Tunus Cumhurbaşkanı’ndan siyasi rakiplerine ‘3 hayır’

Tunus Cumhurbaşkanı Kays Said. (Reuters)
Tunus Cumhurbaşkanı Kays Said. (Reuters)
TT

Tunus Cumhurbaşkanı’ndan siyasi rakiplerine ‘3 hayır’

Tunus Cumhurbaşkanı Kays Said. (Reuters)
Tunus Cumhurbaşkanı Kays Said. (Reuters)

Tunus Cumhurbaşkanı Kays Said’in derinleşen siyasi krizin üstesinden gelmek için ulusal bir diyalog kurmaya hazır olduğunu duyurmasından birkaç gün sonra ‘üç hayır’ (uzlaşı yok, müzakere yok, tanıma yok) diyerek yurtiçinde ve yurt dışındaki muhalifleri ve analistleri şaşırttı. Gözlemcilere göre bu gelişme sosyal ve ekonomik krizin üstesinden gelmenin yolları konusunda ulusal bir diyaloga giden her yolu sonlandırabilir.
Terör operasyonlarında yaşamını yitiren ordu ve güvenlik güçlerinin aileleriyle Kartaca Sarayı'ndaki iftar programında bir araya gelen Said şunları söyledi:
“Diyalog ve uzlaşı ancak vatanperverlerle olacak. Devlete vurmak isteyenlerle kesinlikle diyalog yapmayacağız. Doğru ve onurlu kimselerin dışında kimseyle diyalog olmayacak. Vatanperverlerin dışında kimseyi tanımak yok.”

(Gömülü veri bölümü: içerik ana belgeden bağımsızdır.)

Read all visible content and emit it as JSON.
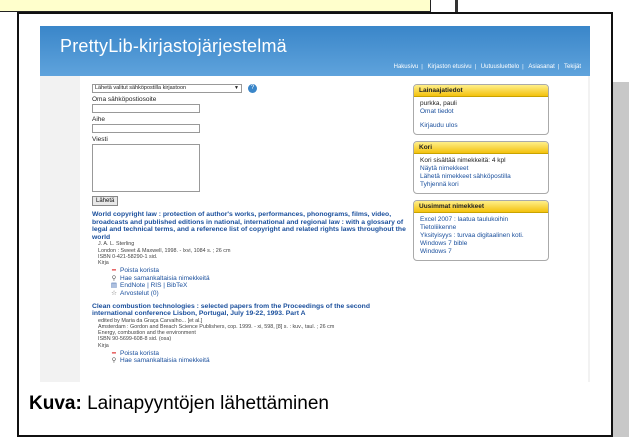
{
  "app": {
    "title": "PrettyLib-kirjastojärjestelmä",
    "nav": [
      "Hakusivu",
      "Kirjaston etusivu",
      "Uutuusluettelo",
      "Asiasanat",
      "Tekijät"
    ]
  },
  "form": {
    "select_label": "Lähetä valitut sähköpostilla kirjastoon",
    "email_label": "Oma sähköpostiosoite",
    "subject_label": "Aihe",
    "message_label": "Viesti",
    "send_button": "Lähetä"
  },
  "records": [
    {
      "title": "World copyright law : protection of author's works, performances, phonograms, films, video, broadcasts and published editions in national, international and regional law : with a glossary of legal and technical terms, and a reference list of copyright and related rights laws throughout the world",
      "meta": [
        "J. A. L. Sterling",
        "London : Sweet & Maxwell, 1998. - lxvi, 1084 s. ; 26 cm",
        "ISBN 0-421-58290-1 sid.",
        "Kirja"
      ],
      "actions": [
        {
          "icon": "remove-icon",
          "label": "Poista korista"
        },
        {
          "icon": "search-icon",
          "label": "Hae samankaltaisia nimekkeitä"
        },
        {
          "icon": "export-icon",
          "label": "EndNote | RIS | BibTeX"
        },
        {
          "icon": "star-icon",
          "label": "Arvostelut (0)"
        }
      ]
    },
    {
      "title": "Clean combustion technologies : selected papers from the Proceedings of the second international conference Lisbon, Portugal, July 19-22, 1993. Part A",
      "meta": [
        "edited by Maria da Graça Carvalho... [et al.]",
        "Amsterdam : Gordon and Breach Science Publishers, cop. 1999. - xi, 598, [8] s. : kuv., taul. ; 26 cm",
        "Energy, combustion and the environment",
        "ISBN 90-5699-608-8 sid. (osa)",
        "Kirja"
      ],
      "actions": [
        {
          "icon": "remove-icon",
          "label": "Poista korista"
        },
        {
          "icon": "search-icon",
          "label": "Hae samankaltaisia nimekkeitä"
        }
      ]
    }
  ],
  "panels": {
    "loan": {
      "header": "Lainaajatiedot",
      "user": "purkka, pauli",
      "own_info": "Omat tiedot",
      "logout": "Kirjaudu ulos"
    },
    "cart": {
      "header": "Kori",
      "count": "Kori sisältää nimekkeitä: 4 kpl",
      "links": [
        "Näytä nimekkeet",
        "Lähetä nimekkeet sähköpostilla",
        "Tyhjennä kori"
      ]
    },
    "newest": {
      "header": "Uusimmat nimekkeet",
      "items": [
        "Excel 2007 : laatua taulukoihin",
        "Tietoliikenne",
        "Yksityisyys : turvaa digitaalinen koti.",
        "Windows 7 bible",
        "Windows 7"
      ]
    }
  },
  "caption": {
    "bold": "Kuva:",
    "text": " Lainapyyntöjen lähettäminen"
  }
}
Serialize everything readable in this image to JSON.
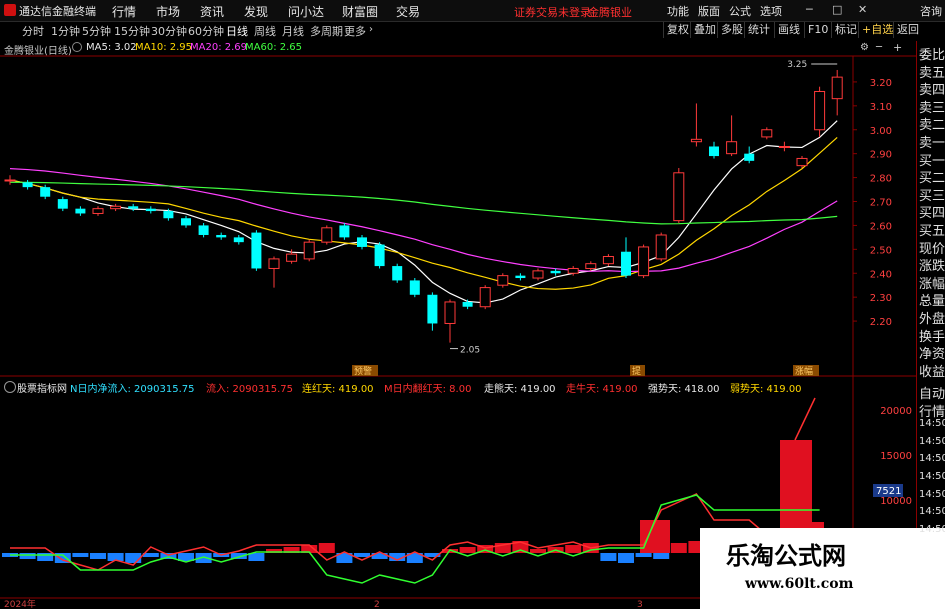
{
  "menubar": {
    "app_title": "通达信金融终端",
    "items": [
      "行情",
      "市场",
      "资讯",
      "发现",
      "问小达",
      "财富圈",
      "交易"
    ],
    "warning": "证券交易未登录",
    "stock_name": "金腾银业",
    "right_items": [
      "功能",
      "版面",
      "公式",
      "选项"
    ],
    "window_controls": [
      "─",
      "□",
      "✕"
    ],
    "right_label": "咨询"
  },
  "toolbar": {
    "periods": [
      "分时",
      "1分钟",
      "5分钟",
      "15分钟",
      "30分钟",
      "60分钟",
      "日线",
      "周线",
      "月线",
      "多周期",
      "更多"
    ],
    "active_period": "日线",
    "tools": [
      "复权",
      "叠加",
      "多股",
      "统计",
      "画线",
      "F10",
      "标记",
      "+自选",
      "返回"
    ]
  },
  "infobar": {
    "title": "金腾银业(日线)",
    "ma5": "MA5: 3.02",
    "ma10": "MA10: 2.95",
    "ma20": "MA20: 2.69",
    "ma60": "MA60: 2.65"
  },
  "price_axis": [
    "3.20",
    "3.10",
    "3.00",
    "2.90",
    "2.80",
    "2.70",
    "2.60",
    "2.50",
    "2.40",
    "2.30",
    "2.20"
  ],
  "annotations": {
    "high": "3.25",
    "low": "2.05",
    "tags": [
      "预警",
      "提",
      "涨幅"
    ]
  },
  "right_panel": [
    "委比",
    "卖五",
    "卖四",
    "卖三",
    "卖二",
    "卖一",
    "买一",
    "买二",
    "买三",
    "买四",
    "买五",
    "现价",
    "涨跌",
    "涨幅",
    "总量",
    "外盘",
    "换手",
    "净资",
    "收益"
  ],
  "indicator": {
    "title": "股票指标网",
    "items": [
      {
        "label": "N日内净流入:",
        "value": "2090315.75",
        "color": "cyan"
      },
      {
        "label": "流入:",
        "value": "2090315.75",
        "color": "red"
      },
      {
        "label": "连红天:",
        "value": "419.00",
        "color": "yel"
      },
      {
        "label": "M日内翻红天:",
        "value": "8.00",
        "color": "red"
      },
      {
        "label": "走熊天:",
        "value": "419.00",
        "color": "wht"
      },
      {
        "label": "走牛天:",
        "value": "419.00",
        "color": "red"
      },
      {
        "label": "强势天:",
        "value": "418.00",
        "color": "wht"
      },
      {
        "label": "弱势天:",
        "value": "419.00",
        "color": "yel"
      }
    ],
    "axis": [
      "20000",
      "15000",
      "10000",
      "5000"
    ],
    "current": "7521"
  },
  "side_panel2": [
    "自动",
    "行情",
    "14:50",
    "14:50",
    "14:50",
    "14:50",
    "14:50",
    "14:50",
    "14:50"
  ],
  "date_axis": [
    "2024年",
    "2",
    "3"
  ],
  "watermark": {
    "line1": "乐淘公式网",
    "line2": "www.60lt.com"
  },
  "chart_data": {
    "type": "candlestick",
    "ylim": [
      2.1,
      3.3
    ],
    "candles": [
      [
        2.79,
        2.79,
        2.81,
        2.77
      ],
      [
        2.78,
        2.76,
        2.79,
        2.75
      ],
      [
        2.76,
        2.72,
        2.77,
        2.71
      ],
      [
        2.71,
        2.67,
        2.72,
        2.66
      ],
      [
        2.67,
        2.65,
        2.68,
        2.64
      ],
      [
        2.65,
        2.67,
        2.68,
        2.64
      ],
      [
        2.67,
        2.68,
        2.69,
        2.66
      ],
      [
        2.68,
        2.67,
        2.69,
        2.66
      ],
      [
        2.67,
        2.66,
        2.68,
        2.65
      ],
      [
        2.66,
        2.63,
        2.67,
        2.62
      ],
      [
        2.63,
        2.6,
        2.64,
        2.59
      ],
      [
        2.6,
        2.56,
        2.61,
        2.55
      ],
      [
        2.56,
        2.55,
        2.57,
        2.54
      ],
      [
        2.55,
        2.53,
        2.56,
        2.52
      ],
      [
        2.57,
        2.42,
        2.58,
        2.41
      ],
      [
        2.42,
        2.46,
        2.47,
        2.34
      ],
      [
        2.45,
        2.48,
        2.5,
        2.44
      ],
      [
        2.46,
        2.53,
        2.54,
        2.45
      ],
      [
        2.53,
        2.59,
        2.6,
        2.52
      ],
      [
        2.6,
        2.55,
        2.61,
        2.54
      ],
      [
        2.55,
        2.51,
        2.56,
        2.5
      ],
      [
        2.52,
        2.43,
        2.53,
        2.42
      ],
      [
        2.43,
        2.37,
        2.44,
        2.36
      ],
      [
        2.37,
        2.31,
        2.38,
        2.3
      ],
      [
        2.31,
        2.19,
        2.32,
        2.16
      ],
      [
        2.19,
        2.28,
        2.29,
        2.11
      ],
      [
        2.28,
        2.26,
        2.29,
        2.25
      ],
      [
        2.26,
        2.34,
        2.35,
        2.25
      ],
      [
        2.35,
        2.39,
        2.4,
        2.34
      ],
      [
        2.39,
        2.38,
        2.4,
        2.37
      ],
      [
        2.38,
        2.41,
        2.42,
        2.37
      ],
      [
        2.41,
        2.4,
        2.42,
        2.39
      ],
      [
        2.4,
        2.42,
        2.43,
        2.39
      ],
      [
        2.42,
        2.44,
        2.45,
        2.41
      ],
      [
        2.44,
        2.47,
        2.48,
        2.43
      ],
      [
        2.49,
        2.39,
        2.55,
        2.38
      ],
      [
        2.39,
        2.51,
        2.52,
        2.38
      ],
      [
        2.46,
        2.56,
        2.57,
        2.45
      ],
      [
        2.62,
        2.82,
        2.84,
        2.61
      ],
      [
        2.95,
        2.96,
        3.11,
        2.93
      ],
      [
        2.93,
        2.89,
        2.95,
        2.88
      ],
      [
        2.9,
        2.95,
        3.06,
        2.89
      ],
      [
        2.9,
        2.87,
        2.93,
        2.86
      ],
      [
        2.97,
        3.0,
        3.01,
        2.96
      ],
      [
        2.93,
        2.93,
        2.95,
        2.91
      ],
      [
        2.85,
        2.88,
        2.89,
        2.84
      ],
      [
        3.0,
        3.16,
        3.18,
        2.97
      ],
      [
        3.13,
        3.22,
        3.25,
        3.06
      ]
    ],
    "ma_colors": {
      "ma5": "#ffffff",
      "ma10": "#ffd700",
      "ma20": "#ff40ff",
      "ma60": "#40ff40"
    }
  }
}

Açıklamasında ayrıca Nahda Hareketi’nin önderlik ettiği bir siyasi cephenin oluşumunu ilan eden siyasi bileşenlere atıfta bulunarak Tunus’un kendisini bunlardan kurtarmak istediğini belirten Said sözleirni şöyle sürdürdü:
“Bunlar hangi kurtuluştan bahsediyorlar? Tunus kendisini bunlardan kurtarmak istiyor. Uzun yıllar yönetimde bulundular. Vatanı satanlar ya da buna çalışanları tanımak yok. Tarihin kim olduklarını açıkça ortaya koyduğu kimselerle ıslaha yönelmeleri dışında ne sulh var ne de müzakere.”

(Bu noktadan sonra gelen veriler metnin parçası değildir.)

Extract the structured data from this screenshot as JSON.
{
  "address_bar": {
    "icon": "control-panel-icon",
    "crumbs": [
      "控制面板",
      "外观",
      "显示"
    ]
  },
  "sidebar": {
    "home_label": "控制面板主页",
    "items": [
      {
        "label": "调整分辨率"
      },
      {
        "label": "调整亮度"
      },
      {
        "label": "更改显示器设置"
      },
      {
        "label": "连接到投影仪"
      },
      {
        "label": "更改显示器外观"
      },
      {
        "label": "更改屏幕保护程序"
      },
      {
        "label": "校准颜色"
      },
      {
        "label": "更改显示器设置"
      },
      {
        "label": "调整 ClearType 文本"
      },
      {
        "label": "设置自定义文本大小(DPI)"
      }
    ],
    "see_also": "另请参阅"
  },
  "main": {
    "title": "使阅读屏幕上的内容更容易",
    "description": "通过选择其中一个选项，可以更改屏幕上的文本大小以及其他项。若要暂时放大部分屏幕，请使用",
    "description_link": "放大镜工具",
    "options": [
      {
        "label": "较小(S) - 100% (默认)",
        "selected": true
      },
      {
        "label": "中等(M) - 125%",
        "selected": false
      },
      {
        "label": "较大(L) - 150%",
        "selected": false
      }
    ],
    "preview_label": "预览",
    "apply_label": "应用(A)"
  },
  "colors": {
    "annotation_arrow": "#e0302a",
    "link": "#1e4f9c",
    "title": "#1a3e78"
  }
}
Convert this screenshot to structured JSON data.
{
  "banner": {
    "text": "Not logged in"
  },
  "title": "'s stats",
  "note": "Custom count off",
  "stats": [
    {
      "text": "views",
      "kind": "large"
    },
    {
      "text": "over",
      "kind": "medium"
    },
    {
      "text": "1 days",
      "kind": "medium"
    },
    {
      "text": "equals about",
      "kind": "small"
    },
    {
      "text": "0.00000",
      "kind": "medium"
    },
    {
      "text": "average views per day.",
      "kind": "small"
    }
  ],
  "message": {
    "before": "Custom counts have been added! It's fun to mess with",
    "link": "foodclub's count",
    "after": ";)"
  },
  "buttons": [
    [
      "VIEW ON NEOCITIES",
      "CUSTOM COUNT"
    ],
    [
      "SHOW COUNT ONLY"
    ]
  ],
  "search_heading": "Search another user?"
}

Said, başta Avrupa Birliği (AB) ve ABD olmak üzere Bağımsız Yüksek Seçim Kurulu’nun dağılmasının ardından dış partilerin siyasi durumdan rahatsız olmalarına ilişkin “Kızgınlığınızı neden dile getiriyorsunuz?” diye sodu.

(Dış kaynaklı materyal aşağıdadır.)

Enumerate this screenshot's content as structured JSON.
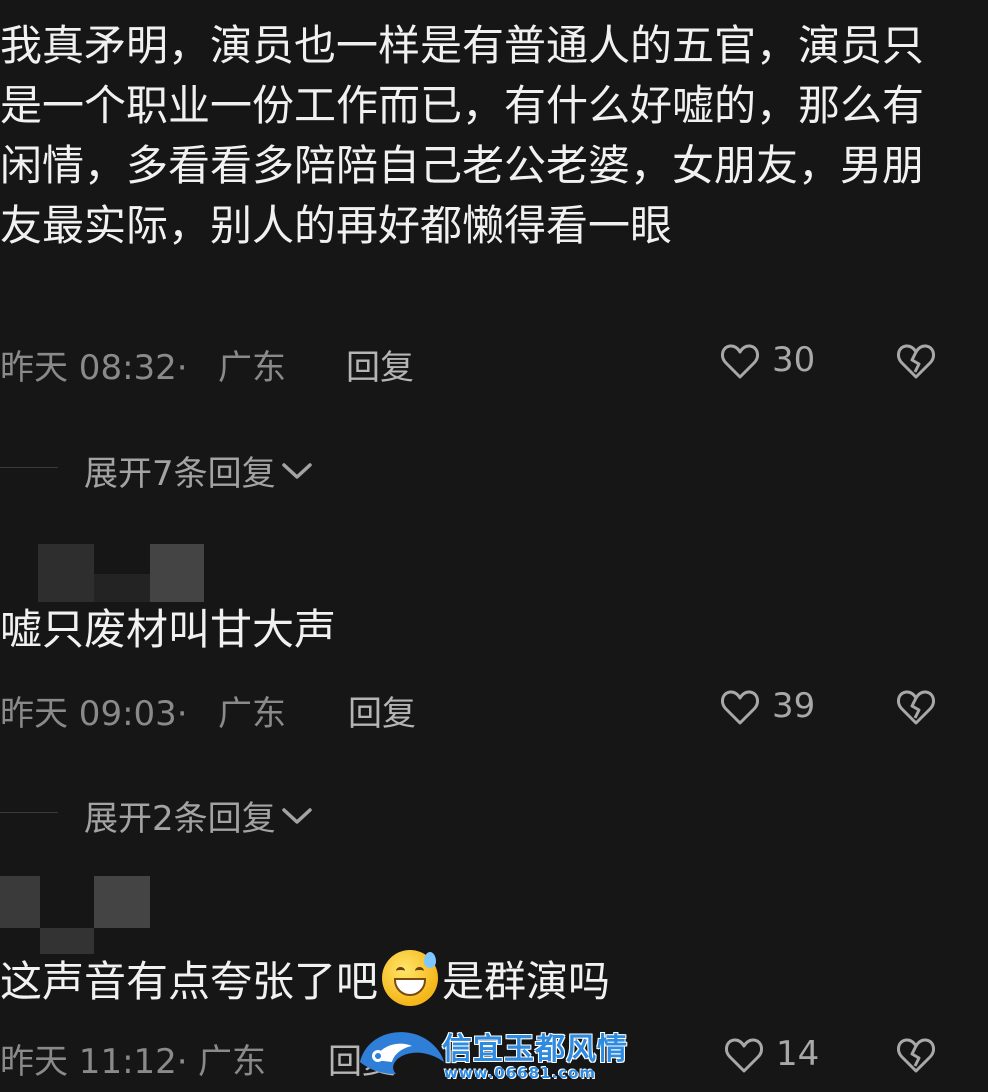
{
  "comments": [
    {
      "text": "我真矛明，演员也一样是有普通人的五官，演员只是一个职业一份工作而已，有什么好嘘的，那么有闲情，多看看多陪陪自己老公老婆，女朋友，男朋友最实际，别人的再好都懒得看一眼",
      "time": "昨天 08:32·",
      "location": "广东",
      "reply_label": "回复",
      "likes": "30",
      "expand_label": "展开7条回复"
    },
    {
      "text": "嘘只废材叫甘大声",
      "time": "昨天 09:03·",
      "location": "广东",
      "reply_label": "回复",
      "likes": "39",
      "expand_label": "展开2条回复"
    },
    {
      "text_before": "这声音有点夸张了吧",
      "emoji": "grinning-sweat-emoji",
      "text_after": "是群演吗",
      "time": "昨天 11:12·",
      "location": "广东",
      "reply_label": "回复",
      "likes": "14"
    }
  ],
  "watermark": {
    "title": "信宜玉都风情",
    "url": "www.06681.com"
  },
  "colors": {
    "background": "#161616",
    "text": "#f1f1f1",
    "meta": "#8a8a8a",
    "icon": "#a8a8a8"
  },
  "icons": {
    "like": "heart-outline-icon",
    "dislike": "broken-heart-icon",
    "expand": "chevron-down-icon"
  }
}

AB, Said'in seçim komisyonunu değiştiren kararnamenin bağımsızlığını ‘sınırlandırmakla’ tehdit ettiğini ve Tunus'ta reformlar ve seçim gündemi hakkında kapsamlı bir diyalog başlatılması çağrısında bulunduğunu açıklamıştı. AB Komisyonu sözcülerinden Nabila Massrali önceki gün yaptığı açıklamada, Yüksek Seçim Kurulu'nun bağımsızlığının, ülkedeki normal kurumsal duruma geri dönmeyi amaçlayan bir seçim sürecinin güvenilirliği için çok önemli bir unsur olduğunu söyledi. ABD de Said’i kendisine seçim otoritesinin başkanını atama hakkını verdiği için eleştirerek, demokratik kurallara saygı gösterilmesi çağrısında bulundu. ABD Dışişleri Bakanlığı Sözcüsü Ned Price gezetecilere verdiği demeçte, “ABD, Tunus Cumhurbaşkanı'nın Yüksek Seçim Kurulu’nun yeniden yapılandırmaya yönelik tek taraflı kararından derin endişe duyuyor” ifadesini kullandı.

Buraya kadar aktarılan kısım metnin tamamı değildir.